Aga
Bora
makijaż,
stylizacja.
Temat: Wypasiona suczka pragnie roweru. Wawa
Hau!Mam na imię Zoja, dwa lata mam i łap cztery. I owszem, wyglądam jak klasyczny nietopies, ale to tylko pozory!
Za chwilę zresztą doczytacie.
Jak na francuskiego pieska przystało, jestem rasową hedonistką.
Pasjami uwielbiam, kiedy życie upływa mi na przyjemnościach.
Zapewniam więc, że jestem najlepszym dowodem na to, że pieskie życie to nie jest złe życie:).
Największą frajdę sprawia mi aktywne spędzanie czasu. Ja normalnie mam chyba adehade, tak przynajmniej twierdzi moja Pani, kiedy zdyszana próbuje mnie dogonić. Mija dzień trzeci, a ta mnie goni. W końcu kiedy mnie już prawie ma, zniecierpliwiona woła: Aaaa, wiesz co? Goń się! No, mnie dwa razy powtarzać nie trzeba.
No to ja w nogi. I tak się ganiamy. W końcu to jednak ja padam na pysk. Przecież nie jestem chartem ani wyżłem. No heeeeloooł....
Może jeszcze kilka słów o sobie:
Kiedy byłam mała, to byłam czarna i grałam w kosza. Jednak nadszedł dzień, kiedy spojrzałam prawdzie w oczy.
No i, umówmy się, w końcu nawet ja zauważyłam, że jednak jestem trochę za niska na zawodowstwo,
a poza tym, proszę człowieków, to ja jestem stworzona do wyższych celów, phi!
Tak więc lubię sobie czasem porzeźbić w drewnie.
Wybieram najmniejsze patyczki i przerabiam każdy taki malusi patyczek na zyliardy mniejszych patyczuniów.
Ktoś podobno to opatentował i zbija na tym niezłą ponoć kasę. Sprzedaje to pod nazwą "wykałaczki". Też coś!
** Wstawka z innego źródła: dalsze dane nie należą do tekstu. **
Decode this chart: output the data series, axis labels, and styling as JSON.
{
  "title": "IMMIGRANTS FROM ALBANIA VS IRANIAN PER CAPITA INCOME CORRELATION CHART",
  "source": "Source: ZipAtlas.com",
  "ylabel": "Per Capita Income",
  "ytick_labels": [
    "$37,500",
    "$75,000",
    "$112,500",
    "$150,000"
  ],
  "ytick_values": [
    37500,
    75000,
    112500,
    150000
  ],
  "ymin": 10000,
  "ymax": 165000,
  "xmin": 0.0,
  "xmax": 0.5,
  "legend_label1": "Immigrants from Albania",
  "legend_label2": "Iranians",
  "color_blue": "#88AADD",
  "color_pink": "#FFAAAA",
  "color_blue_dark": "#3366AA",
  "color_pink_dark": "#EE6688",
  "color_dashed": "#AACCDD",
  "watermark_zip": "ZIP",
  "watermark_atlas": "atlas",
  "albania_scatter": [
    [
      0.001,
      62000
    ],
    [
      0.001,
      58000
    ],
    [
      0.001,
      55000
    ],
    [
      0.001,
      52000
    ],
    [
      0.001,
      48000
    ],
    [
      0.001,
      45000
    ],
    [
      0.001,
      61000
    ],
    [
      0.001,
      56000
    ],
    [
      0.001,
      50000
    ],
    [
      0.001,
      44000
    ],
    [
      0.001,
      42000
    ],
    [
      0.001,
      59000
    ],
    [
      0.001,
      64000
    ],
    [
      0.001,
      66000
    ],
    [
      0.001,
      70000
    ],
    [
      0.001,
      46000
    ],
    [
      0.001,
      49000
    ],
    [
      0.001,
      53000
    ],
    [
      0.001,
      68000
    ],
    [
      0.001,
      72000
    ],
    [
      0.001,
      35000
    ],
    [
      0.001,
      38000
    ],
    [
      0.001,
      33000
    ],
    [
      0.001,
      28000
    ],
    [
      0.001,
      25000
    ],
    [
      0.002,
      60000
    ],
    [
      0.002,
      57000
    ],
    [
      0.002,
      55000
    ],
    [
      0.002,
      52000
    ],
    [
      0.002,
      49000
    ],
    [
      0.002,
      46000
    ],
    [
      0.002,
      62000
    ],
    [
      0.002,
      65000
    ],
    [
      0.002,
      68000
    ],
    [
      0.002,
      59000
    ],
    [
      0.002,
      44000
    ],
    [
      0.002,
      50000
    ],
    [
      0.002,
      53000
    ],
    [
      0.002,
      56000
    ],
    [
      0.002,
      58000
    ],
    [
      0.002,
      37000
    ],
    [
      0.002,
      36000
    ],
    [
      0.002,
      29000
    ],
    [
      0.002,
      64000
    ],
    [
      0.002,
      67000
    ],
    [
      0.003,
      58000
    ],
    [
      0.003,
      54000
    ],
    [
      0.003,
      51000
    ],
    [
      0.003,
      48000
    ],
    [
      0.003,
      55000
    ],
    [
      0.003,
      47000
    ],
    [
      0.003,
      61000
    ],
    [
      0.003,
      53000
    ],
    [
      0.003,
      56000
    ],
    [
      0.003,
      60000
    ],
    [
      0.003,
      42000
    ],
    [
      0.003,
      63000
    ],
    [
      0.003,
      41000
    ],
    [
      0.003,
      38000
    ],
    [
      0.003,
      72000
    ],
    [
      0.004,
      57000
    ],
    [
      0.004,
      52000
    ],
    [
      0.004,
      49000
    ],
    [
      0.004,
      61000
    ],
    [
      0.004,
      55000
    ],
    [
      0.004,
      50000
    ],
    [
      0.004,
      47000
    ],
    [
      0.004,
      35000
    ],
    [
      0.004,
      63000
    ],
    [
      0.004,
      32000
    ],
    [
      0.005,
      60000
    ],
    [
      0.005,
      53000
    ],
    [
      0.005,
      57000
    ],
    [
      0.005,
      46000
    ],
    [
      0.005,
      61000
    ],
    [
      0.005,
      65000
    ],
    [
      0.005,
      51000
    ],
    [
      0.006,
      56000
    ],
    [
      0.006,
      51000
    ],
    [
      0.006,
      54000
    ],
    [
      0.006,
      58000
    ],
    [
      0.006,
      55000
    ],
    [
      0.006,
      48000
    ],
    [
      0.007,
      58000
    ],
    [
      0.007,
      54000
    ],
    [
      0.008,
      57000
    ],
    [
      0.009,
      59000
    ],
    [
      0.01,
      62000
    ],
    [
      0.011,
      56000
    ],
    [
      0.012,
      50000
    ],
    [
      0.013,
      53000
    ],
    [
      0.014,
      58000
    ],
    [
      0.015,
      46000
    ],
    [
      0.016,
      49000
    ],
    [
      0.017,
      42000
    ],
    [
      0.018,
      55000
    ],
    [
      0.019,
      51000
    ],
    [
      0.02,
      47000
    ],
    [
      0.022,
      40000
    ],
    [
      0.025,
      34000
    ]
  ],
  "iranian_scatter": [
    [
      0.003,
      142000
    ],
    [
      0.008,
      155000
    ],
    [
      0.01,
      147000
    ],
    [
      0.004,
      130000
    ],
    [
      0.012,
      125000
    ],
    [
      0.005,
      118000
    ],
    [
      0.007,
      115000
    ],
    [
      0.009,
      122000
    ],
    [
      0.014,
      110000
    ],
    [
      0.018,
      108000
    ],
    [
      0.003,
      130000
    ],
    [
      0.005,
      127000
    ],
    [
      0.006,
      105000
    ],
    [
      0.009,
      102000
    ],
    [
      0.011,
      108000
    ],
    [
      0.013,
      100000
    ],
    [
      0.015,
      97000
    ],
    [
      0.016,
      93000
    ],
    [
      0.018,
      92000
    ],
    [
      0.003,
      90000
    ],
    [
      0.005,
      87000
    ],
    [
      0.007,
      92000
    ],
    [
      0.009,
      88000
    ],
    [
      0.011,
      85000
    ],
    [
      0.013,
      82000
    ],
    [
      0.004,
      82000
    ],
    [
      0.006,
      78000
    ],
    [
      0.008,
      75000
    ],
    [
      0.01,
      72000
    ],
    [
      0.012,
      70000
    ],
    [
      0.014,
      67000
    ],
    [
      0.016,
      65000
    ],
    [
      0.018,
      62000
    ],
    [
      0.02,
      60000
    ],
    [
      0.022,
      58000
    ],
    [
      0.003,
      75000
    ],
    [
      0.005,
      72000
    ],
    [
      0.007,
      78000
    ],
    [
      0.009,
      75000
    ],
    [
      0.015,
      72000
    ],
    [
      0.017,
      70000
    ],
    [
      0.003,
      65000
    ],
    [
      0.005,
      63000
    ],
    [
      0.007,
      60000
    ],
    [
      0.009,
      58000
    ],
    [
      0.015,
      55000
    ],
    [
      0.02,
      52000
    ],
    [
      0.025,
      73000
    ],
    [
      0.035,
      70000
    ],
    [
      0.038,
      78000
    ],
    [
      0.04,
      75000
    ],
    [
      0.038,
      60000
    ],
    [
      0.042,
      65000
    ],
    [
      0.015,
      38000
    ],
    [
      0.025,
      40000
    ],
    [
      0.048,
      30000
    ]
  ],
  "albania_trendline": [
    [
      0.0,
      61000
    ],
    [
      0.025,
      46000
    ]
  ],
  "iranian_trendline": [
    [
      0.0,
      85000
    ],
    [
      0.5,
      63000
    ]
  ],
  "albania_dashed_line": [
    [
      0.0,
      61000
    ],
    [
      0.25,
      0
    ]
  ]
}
Od intelektualnej strony nie stronię jednakowoż, ależ jakżeby, gdzieżby!
Często czytam przed snem. I wiecie, co, chyba w poprzednim życiu byłam korektorem.
No lubię sobie, cholera, wyłapać z lektury muchy...czy jak wy to mówicie: byki.
Czytanie mnie ewidentnie relaksuje, mam niezbite dowody:
Jednak największą moją pasją jest jazda rowerem.
No kuuuurna, ten wiatr we włosach! Te trzepoczące na tym wietrze uszy-niczym te pierwszomajowe chorągwie .
A najlepsze są te zazdrosne spojrzenia wszystkich tych drepczących i niemobilnych. Tych wszystkich yorków, amstaffów i jamników. I jeszcze pudelków.
Oni przy nodze pana, łapa za łapą, a ja co? A ja sobie na to wszystko patrzę z góry, w ułamku sekundy mijam ich z wyższością i za chwilę mam ich wszystkich w...w tyle.
Aaaach, to jest jazda, co?!
Tu nasz świętej pamięci rower. dlatego fotka czarno-biała, proszę ja was.
No i właśnie ja w sprawie tego roweru
Bo od dziś go nie mamy. Pani z tego powodu minę ma niewesołą, ja też mam całkiem nietęgą.
Był rower, nie ma roweru.
Co począć..
Człowieki!
Jeśli więc macie na zbyciu sprawny wolny<ale fajnie, gdyby nie był wolny, tylko trochę szybszy> pojazd dwukołowy,
taki najlepiej z bagażnikiem, coby mój tron udało się umieścić z tyłu, to nie powiem, no byłoby po prostu bosko, ach i och by było!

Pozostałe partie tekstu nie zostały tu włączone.